Há um longo caminho até que as usinas iniciem o fornecimento e os obstáculos nada têm a ver com os bagres. Pretende-se iniciar a licitação em outubro sem que um item importante de custo esteja definido, o da compensação ambiental. Não são cálculos triviais, embora sejam motivo de divergências entre escalões do governo. O custo começou com 0,5% do valor da obra, mas o governo resolveu estabelecer metodologia para chegar-se a uma taxa até agora ignorada. O Ministério das Minas e Energia defendeu 1%, o do Meio Ambiente, 3%, e o presidente Lula teria arbitrado 2%. A decisão continua informal e sujeita a ventos e tempestades. A variação de 0,5% para 2% no custo ambiental significa desembolso entre R$ 125 milhões e R$ 500 milhões, diferença expressiva e que influi nos preços da licitação.

Sejam quais forem as estimativas de custo, as duas usinas mais as linhas de distribuição serão as obras que movimentarão maiores recursos na história das licitações do país desde a construção de Itaipu, em meados dos anos 70. As obras do Madeira terão um custo previsto que varia de R$ 20 bilhões a R$ 25 bilhões. A previsão para os gastos com a transmissão gira entre R$ 6,5 bilhões e R$ 9 bilhões. Se licitações de muito menor vulto tendem a gerar grandes e demoradas batalhas judiciais, pode-se imaginar o que ocorrerá se todo o processo, desde o início, não for executado com a maior transparência.
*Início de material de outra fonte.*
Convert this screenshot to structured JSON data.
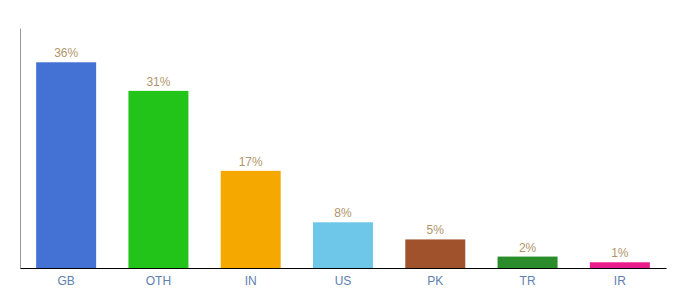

Há temores a este respeito. Uma guerra de bastidores está em andamento. Ela começou bem antes de as licenças ambientais prévias terem sido concedidas. Na prática, as obras não saem sem a participação estatal, da Eletrobrás, e, especialmente, de Furnas. Ocorre que o projeto das hidrétricas do Madeira nasceu da iniciativa da Odebrechet, que bancou todos os estudos e desde o início fez parceria com Furnas para levar adiante a idéia. Essa aliança estaria inclusive selada por um contrato que garantiria que a estatal participaria do leilão em consórcio com a Odebrechet. Ocorre que, quando passou de uma idéia ambiciosa a um projeto com real possibilidades e , mais que isso, passou a obra essencial para tirar o país do risco de apagão em poucos anos, setores do governo viram nessa parceria uma desvantagem, porque ela já definiria de antemão o resultado da concorrência e afastaria potenciais candidatos.
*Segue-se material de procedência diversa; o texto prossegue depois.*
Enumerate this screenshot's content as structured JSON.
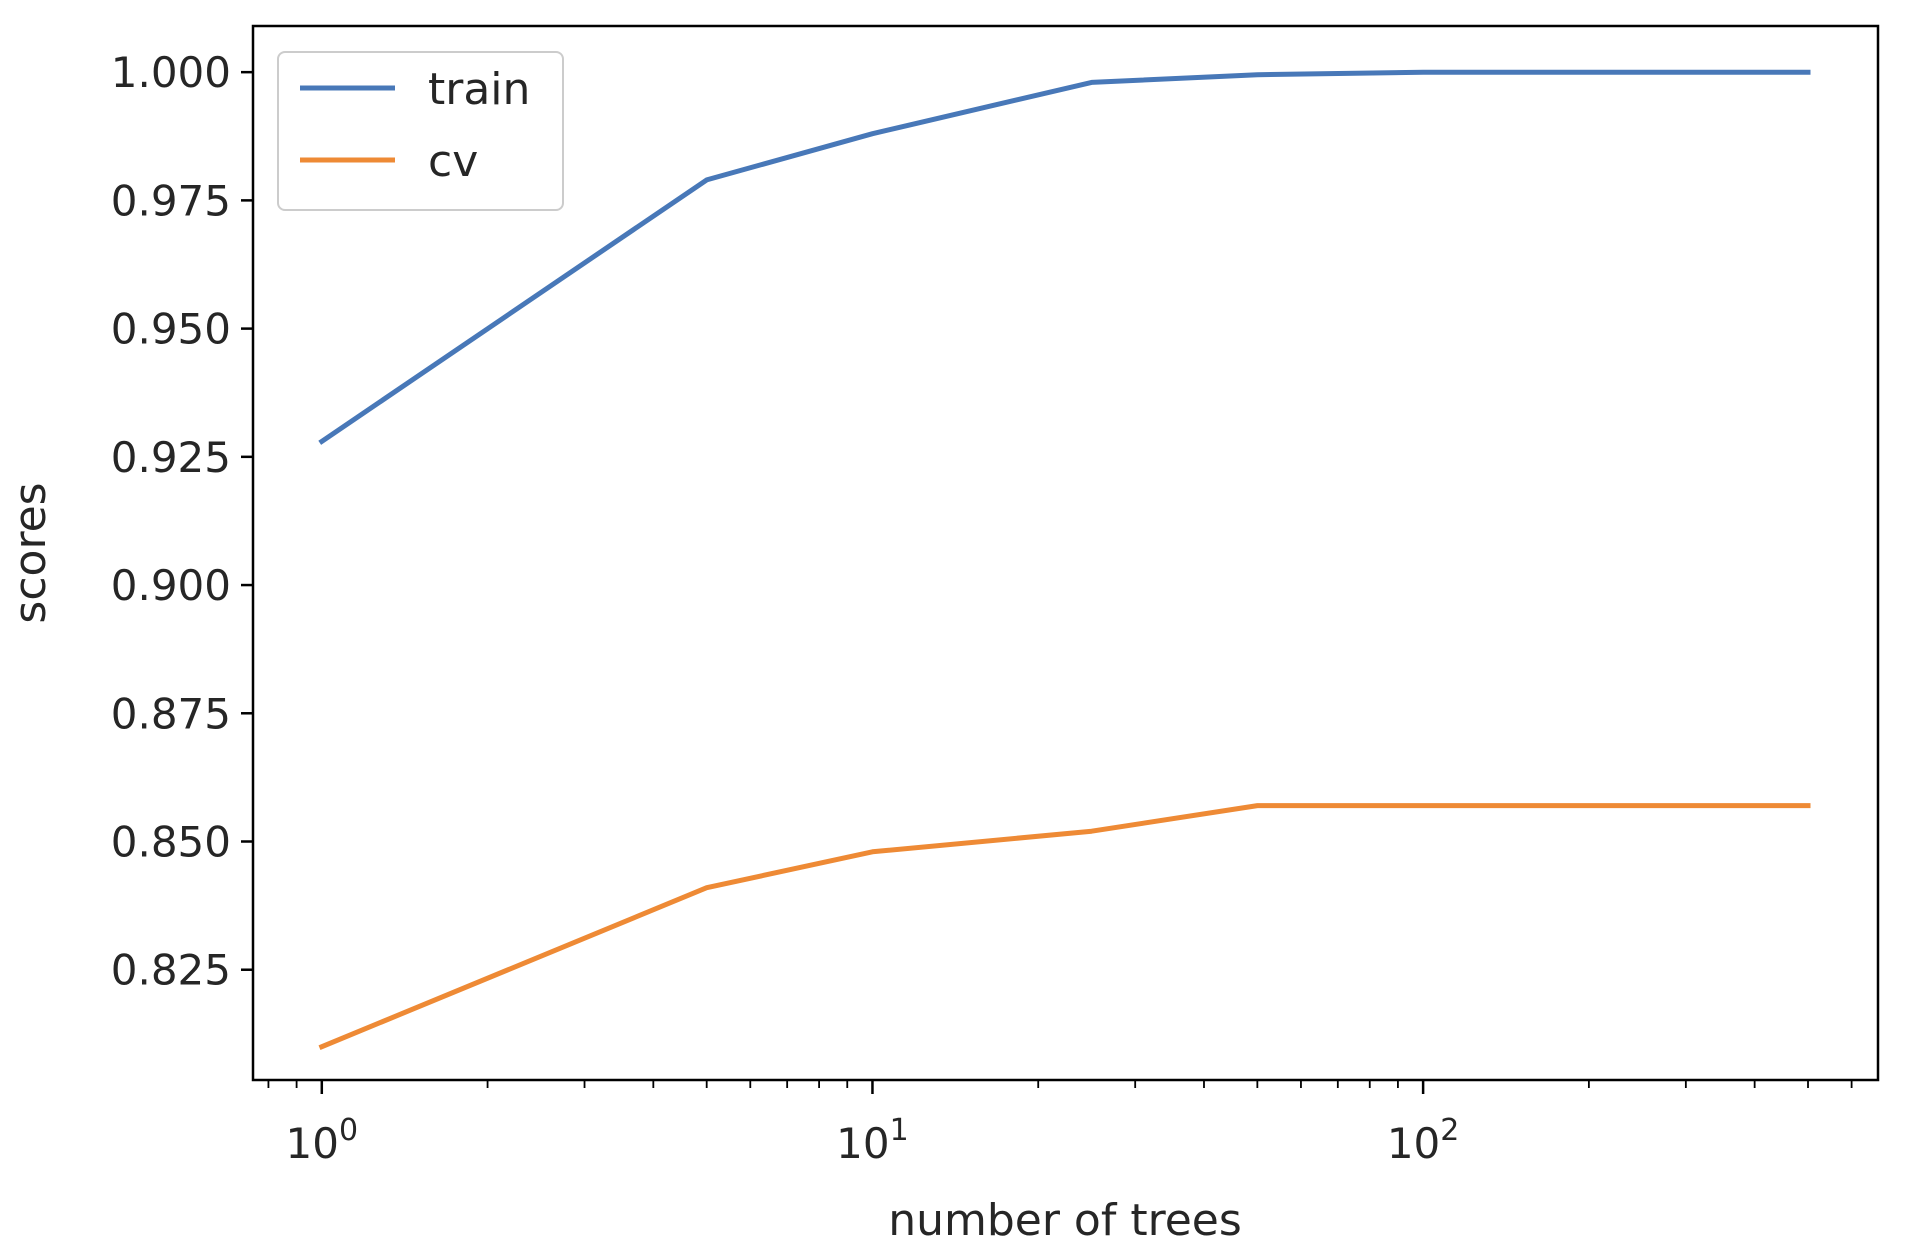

Por isso o Ministério das Minas e Energia aventou a hipótese de proibir a participação das estatais na primeira etapa do leilão - Furnas, mais o BNDES, entrariam apenas depois de definido o consórcio vencedor, com participação de até 49%. A disposição de ampliar o arco de candidatos, após este aceno do governo, parece ter sido bem-sucedida. Já há dez grupos interessados, desde construtoras como a Camargo Corrêa até a multinacional Suez Energia (que vai concorrer sozinha) e a Vale do Rio Doce.

Mas o governo não tomou nenhuma iniciativa em oficializar, por escrito, essa proibição, o que indica que não há decisão final sobre o assunto. Assim, a preparação da licitação da usina de Santo Antonio corre contra o relógio em meio a grandes incertezas. Não ajuda em nada o processo o fato de um ar de interinidade cercar o ministro da Energia, Nelson Hubner, e Furnas estar acéfala.
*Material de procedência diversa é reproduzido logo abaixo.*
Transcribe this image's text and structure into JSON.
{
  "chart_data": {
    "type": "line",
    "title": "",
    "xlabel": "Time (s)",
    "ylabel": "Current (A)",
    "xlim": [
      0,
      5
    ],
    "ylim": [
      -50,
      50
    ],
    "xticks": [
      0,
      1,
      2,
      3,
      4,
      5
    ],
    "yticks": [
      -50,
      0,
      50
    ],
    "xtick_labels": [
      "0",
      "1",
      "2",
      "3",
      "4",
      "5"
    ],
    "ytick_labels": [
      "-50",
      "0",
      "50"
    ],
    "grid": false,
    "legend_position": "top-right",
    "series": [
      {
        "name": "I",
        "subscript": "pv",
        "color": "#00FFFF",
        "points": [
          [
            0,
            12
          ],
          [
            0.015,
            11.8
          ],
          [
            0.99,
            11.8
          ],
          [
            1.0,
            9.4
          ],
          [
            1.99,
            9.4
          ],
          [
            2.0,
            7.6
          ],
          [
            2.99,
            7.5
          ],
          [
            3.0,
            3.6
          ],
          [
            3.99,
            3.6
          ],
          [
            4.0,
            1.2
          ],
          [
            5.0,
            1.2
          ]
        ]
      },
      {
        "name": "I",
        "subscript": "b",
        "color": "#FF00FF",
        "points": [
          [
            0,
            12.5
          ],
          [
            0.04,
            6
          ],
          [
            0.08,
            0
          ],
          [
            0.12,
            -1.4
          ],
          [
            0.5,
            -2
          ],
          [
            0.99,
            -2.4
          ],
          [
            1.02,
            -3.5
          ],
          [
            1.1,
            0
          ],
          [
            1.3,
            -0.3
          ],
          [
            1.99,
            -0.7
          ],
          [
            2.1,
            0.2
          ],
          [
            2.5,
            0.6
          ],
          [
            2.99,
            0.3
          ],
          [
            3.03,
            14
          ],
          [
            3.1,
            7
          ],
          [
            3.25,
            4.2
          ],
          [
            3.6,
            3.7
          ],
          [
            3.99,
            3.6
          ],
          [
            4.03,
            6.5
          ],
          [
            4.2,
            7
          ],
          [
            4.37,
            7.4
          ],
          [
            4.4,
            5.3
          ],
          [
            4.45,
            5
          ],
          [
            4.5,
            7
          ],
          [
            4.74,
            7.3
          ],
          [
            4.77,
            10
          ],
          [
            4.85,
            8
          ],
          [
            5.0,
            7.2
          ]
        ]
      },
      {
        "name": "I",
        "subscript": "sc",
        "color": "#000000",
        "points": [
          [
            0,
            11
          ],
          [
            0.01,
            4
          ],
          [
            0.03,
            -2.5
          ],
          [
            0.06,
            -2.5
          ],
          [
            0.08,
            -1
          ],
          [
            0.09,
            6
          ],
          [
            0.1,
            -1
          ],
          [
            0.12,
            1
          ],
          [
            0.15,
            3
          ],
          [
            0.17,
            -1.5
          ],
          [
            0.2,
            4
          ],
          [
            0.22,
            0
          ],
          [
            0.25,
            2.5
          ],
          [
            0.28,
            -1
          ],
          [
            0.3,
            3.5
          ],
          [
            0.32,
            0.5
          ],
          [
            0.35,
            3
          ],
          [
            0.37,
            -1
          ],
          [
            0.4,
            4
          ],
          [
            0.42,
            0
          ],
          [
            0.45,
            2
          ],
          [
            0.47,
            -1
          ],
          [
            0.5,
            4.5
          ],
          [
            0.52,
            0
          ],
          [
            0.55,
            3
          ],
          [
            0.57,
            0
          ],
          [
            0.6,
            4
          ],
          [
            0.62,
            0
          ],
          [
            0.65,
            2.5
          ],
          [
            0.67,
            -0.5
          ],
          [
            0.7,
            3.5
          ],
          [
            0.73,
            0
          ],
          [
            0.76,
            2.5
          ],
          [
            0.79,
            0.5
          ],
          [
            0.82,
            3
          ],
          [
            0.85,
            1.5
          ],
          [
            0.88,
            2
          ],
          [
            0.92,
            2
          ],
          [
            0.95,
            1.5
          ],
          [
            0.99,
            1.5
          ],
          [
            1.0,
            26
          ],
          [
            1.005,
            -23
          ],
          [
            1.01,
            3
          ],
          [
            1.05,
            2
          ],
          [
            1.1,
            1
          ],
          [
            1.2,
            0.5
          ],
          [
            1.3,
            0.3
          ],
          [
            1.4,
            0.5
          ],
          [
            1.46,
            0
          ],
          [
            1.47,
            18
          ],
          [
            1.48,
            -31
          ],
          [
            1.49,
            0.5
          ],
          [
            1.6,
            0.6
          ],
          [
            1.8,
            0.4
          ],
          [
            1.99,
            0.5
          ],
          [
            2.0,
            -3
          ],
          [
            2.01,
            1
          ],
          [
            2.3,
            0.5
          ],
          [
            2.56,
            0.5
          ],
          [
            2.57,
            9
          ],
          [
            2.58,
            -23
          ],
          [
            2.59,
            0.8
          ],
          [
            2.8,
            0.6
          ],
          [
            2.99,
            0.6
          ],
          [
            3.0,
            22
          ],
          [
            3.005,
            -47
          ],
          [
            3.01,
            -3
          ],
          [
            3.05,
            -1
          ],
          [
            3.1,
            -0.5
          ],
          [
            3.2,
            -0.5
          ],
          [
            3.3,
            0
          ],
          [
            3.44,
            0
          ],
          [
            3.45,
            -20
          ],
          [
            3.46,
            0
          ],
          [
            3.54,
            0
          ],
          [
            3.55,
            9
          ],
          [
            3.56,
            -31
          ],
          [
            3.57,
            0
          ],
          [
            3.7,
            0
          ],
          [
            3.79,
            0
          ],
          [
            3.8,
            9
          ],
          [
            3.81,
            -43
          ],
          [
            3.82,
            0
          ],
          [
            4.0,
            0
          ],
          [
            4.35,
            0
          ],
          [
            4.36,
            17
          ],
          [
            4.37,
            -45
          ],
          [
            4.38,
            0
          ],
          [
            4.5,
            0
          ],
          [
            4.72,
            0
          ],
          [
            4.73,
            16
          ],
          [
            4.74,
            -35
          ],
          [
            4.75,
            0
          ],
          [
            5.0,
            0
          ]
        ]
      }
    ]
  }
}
É recomendável a esta altura que as regras do jogo sejam apresentadas rapidamente. É preciso que os termos do contrato assinado entre Furnas e a construtora sejam de conhecimento público. Em nenhum momento o governo nega a existência do contrato, mas tampouco o confirma. Depois da novela para as autorizações ambientais, a construção das hidrelétricas do Madeira agora está sendo freada por uma resistência do governo em pôr as cartas na mesa.